From the basic trajectory calculation shown in the previous section, it was clear that although the trajectory starting height was similar to the tracer release height, the low-level trajectory did not correspond to the tracer footprint or was representative of the levels that the tracer was transported. We can use several tools through the GUI to evaluate the best transport level.
- The first step is to determine the mixing depth at the time and location of the tracer release. Go to the main menu and select the Meteorology / Display Data / Text Profile menu tab. This will call a program to read the values from the meteorological data file at that point and time and write the information to a text file.
- The Text profile tab opens a menu where you need to select the appropriate meteorological data file captex2_wrf27uw.bin and set latitude and longitude of the release point: 39.90 -84.22. Setting the correct time can be a little confusing using the two radio-buttons: offset and increment.
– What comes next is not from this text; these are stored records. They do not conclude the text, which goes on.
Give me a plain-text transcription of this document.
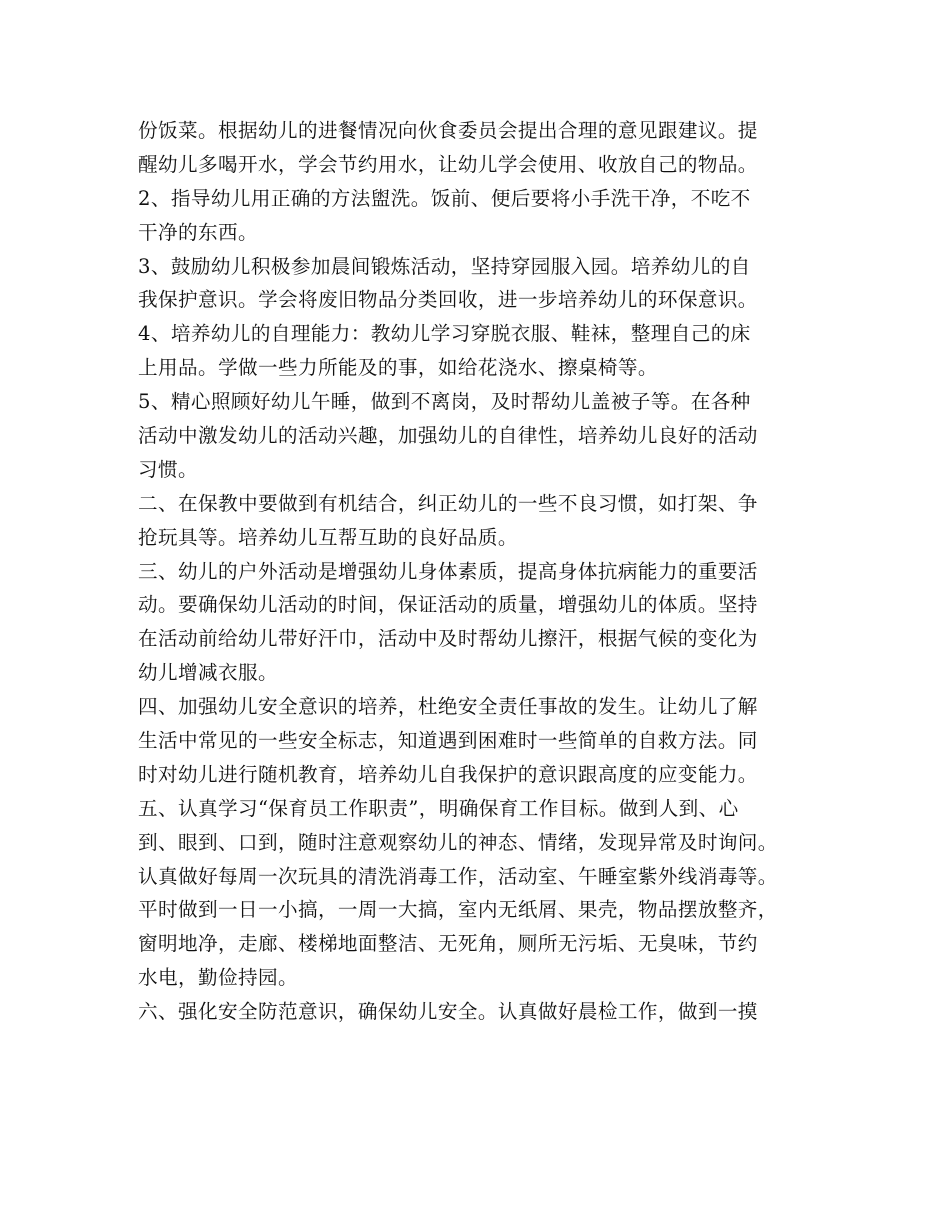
份饭菜。根据幼儿的进餐情况向伙食委员会提出合理的意见跟建议。提
醒幼儿多喝开水，学会节约用水，让幼儿学会使用、收放自己的物品。
2、指导幼儿用正确的方法盥洗。饭前、便后要将小手洗干净，不吃不
干净的东西。
3、鼓励幼儿积极参加晨间锻炼活动，坚持穿园服入园。培养幼儿的自
我保护意识。学会将废旧物品分类回收，进一步培养幼儿的环保意识。
4、培养幼儿的自理能力：教幼儿学习穿脱衣服、鞋袜，整理自己的床
上用品。学做一些力所能及的事，如给花浇水、擦桌椅等。
5、精心照顾好幼儿午睡，做到不离岗，及时帮幼儿盖被子等。在各种
活动中激发幼儿的活动兴趣，加强幼儿的自律性，培养幼儿良好的活动
习惯。
二、在保教中要做到有机结合，纠正幼儿的一些不良习惯，如打架、争
抢玩具等。培养幼儿互帮互助的良好品质。
三、幼儿的户外活动是增强幼儿身体素质，提高身体抗病能力的重要活
动。要确保幼儿活动的时间，保证活动的质量，增强幼儿的体质。坚持
在活动前给幼儿带好汗巾，活动中及时帮幼儿擦汗，根据气候的变化为
幼儿增减衣服。
四、加强幼儿安全意识的培养，杜绝安全责任事故的发生。让幼儿了解
生活中常见的一些安全标志，知道遇到困难时一些简单的自救方法。同
时对幼儿进行随机教育，培养幼儿自我保护的意识跟高度的应变能力。
五、认真学习“保育员工作职责”，明确保育工作目标。做到人到、心
到、眼到、口到，随时注意观察幼儿的神态、情绪，发现异常及时询问。
认真做好每周一次玩具的清洗消毒工作，活动室、午睡室紫外线消毒等。
平时做到一日一小搞，一周一大搞，室内无纸屑、果壳，物品摆放整齐，
窗明地净，走廊、楼梯地面整洁、无死角，厕所无污垢、无臭味，节约
水电，勤俭持园。
六、强化安全防范意识，确保幼儿安全。认真做好晨检工作，做到一摸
This particular meteorology file contains data every hour, so if we select an increment of one hour, the contents of the entire file at that location will be extracted. However, we can reduce the number of time periods extracted. We already know that the file starts at 00 UTC and the tracer release started at 17 UTC. Therefore, by setting the offset=12 hours and the increment=6, 18 UTC will be the second time period extracted from the file.
- The profile results will be shown in its own window and also written to the file profile.txt. In addition to the data contents at the selected grid point, the file also contains information about the first and last time periods. At this point all we need to know is the Height of the Planetary Boundary Layer (HPBL) which is shown to be 1222 meters (AGL). Information about each of the variables will be discussed later as needed. More information about these variables can be found in the Users Guide (see hysplit documents directory).
- Note that several other meteorological variables are consistent with this result. Both turbulent kinetic energy (TKEN) and the specific humidity (SPHU) drop sharply at the first level above the boundary layer (843 hPa), while the potential temperature (TPOT) starts to increase at that level. The WRF data files do not explicitly contain the height of the fields. The PBL height can be estimated assuming that in a standard atmosphere the height changes by about 9 m per hPa. In this case the estimated pressure for HPBL=1222 would be about 852 hPa (988-1222/9).The actual sounding at Dayton suggests that the PBL height should be around 1200 m AGL.
Not all meteorological data files contain a variable to represent the mixed layer depth. In these situations, one can estimate the depth to be the height at which the potential temperature starts to increase. The methods used by HYSPLIT to estimate the mixed layer depth is discussed in more detail in a later section. There is an automated way to set the computational starting height with respect to the mixed layer depth, which will be shown in the next section.